Diagram of proposed laparoscopic device with quartz jaws and optical feedback system. The therapeutic, reciprocating, side-firing, optical fiber is housed in the bottom fixed jaw, while a linear array of four photodiodes and a neutral density filter for diagnostic feedback, is housed in the upper, hinged, active jaw

Study limitations

One of the limitations in this study was the lack of a fully functional, upper hinged jaw on the device (Fig. 5). A simple transparent optical window was used instead for compressing the tissue, and crudely simulating the optical and thermal properties of a transparent upper jaw. However, both jaws will be transparent in a final design, so this simple approach is still relevant for the optical and thermal studies.

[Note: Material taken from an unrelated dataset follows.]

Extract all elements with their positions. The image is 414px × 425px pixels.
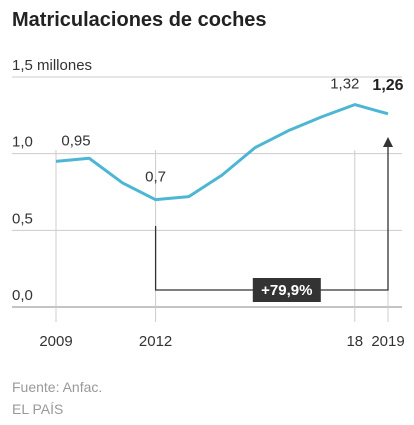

The reciprocating fiber scan length and speed were kept constant in this preliminary study, for simplicity, and to prove feasibility of the simultaneous IR laser sealing and cutting technique. Although the parameters programmed were practical and similar to those used in previous studies [10, 11], a future goal is to customize scan length to match the compressed vessel width. This approach will ensure that excess laser energy is not transmitted around the sample, which is not only inefficient, but may also potentially result in safety issues due to higher device jaw temperatures. More efficient, custom scan lengths may also further lower device temperatures and cooling times, as well as laser treatment times.

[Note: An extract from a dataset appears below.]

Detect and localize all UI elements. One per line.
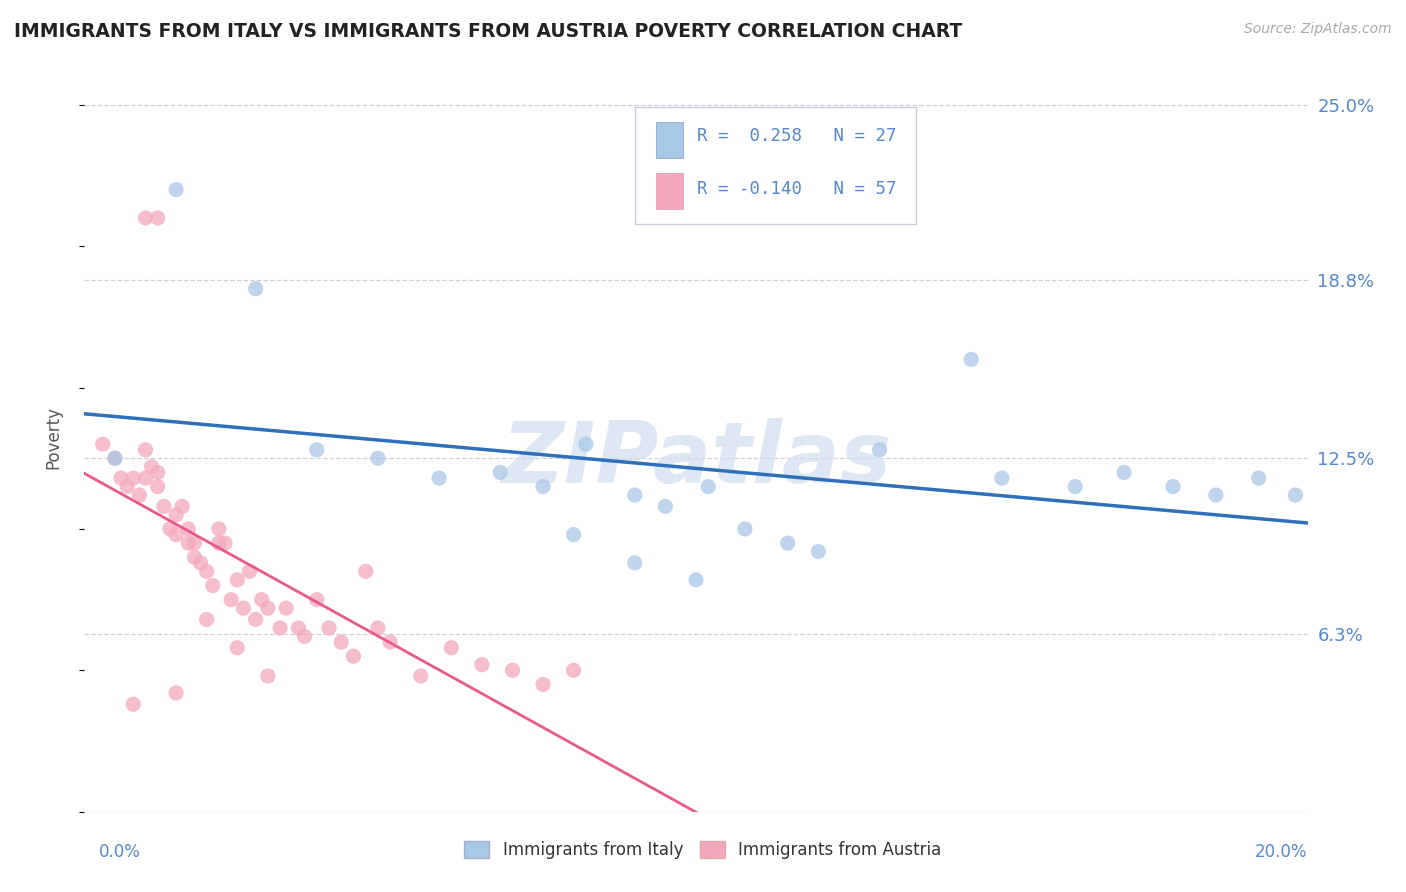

It is also important to emphasize that there is significant variation in blood vessel composition (e.g. collagen / elastin ratio) among samples, which factors into the results (e.g. yielding a wide range of burst pressures).

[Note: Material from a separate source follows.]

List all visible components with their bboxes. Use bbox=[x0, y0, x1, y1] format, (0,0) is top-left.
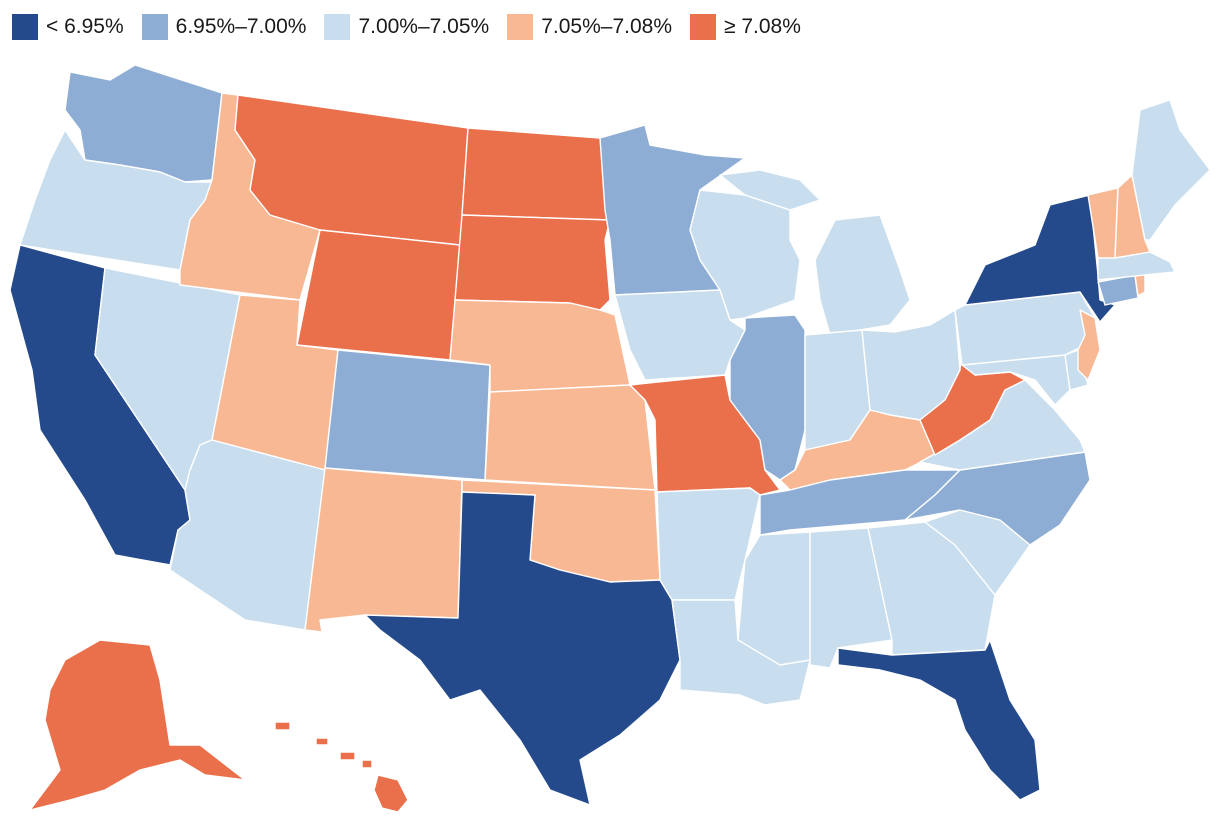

Finally, while the peak temperatures measured in this study for the IR laser vessel sealing device are lower than the peak temperatures reported for conventional electrosurgical and ultrasonic devices, thus producing a better safety profile, there is still the potential for thermal damage to adjacent healthy tissues through accidental contact with the device.

Conclusion

Simultaneous IR sealing and bisection of blood vessels was conducted using a square quartz optical chamber (2.7 × 2.7 × 25 mm outer dimensions) that can be integrated into a standard 5-mm-OD laparoscopic device. The shortest irradiation time was 5–6 s using 59 W of laser power. Peak temperatures on the external chamber surface measured 103 oC, with a time of 37 s to cool to body temperature. Optical transmission measurements showed a rapid increase and saturation of the photodetector signal upon tissue ablation, which could potentially be used as an optical feedback system to confirm vessel bisection during the procedure. A depiction of the proposed laparoscopic prototype, showcasing the transparent quartz optical chamber employed in this study, was presented. Future work will involve design and construction of a complete prototype device for use during in vivo studies.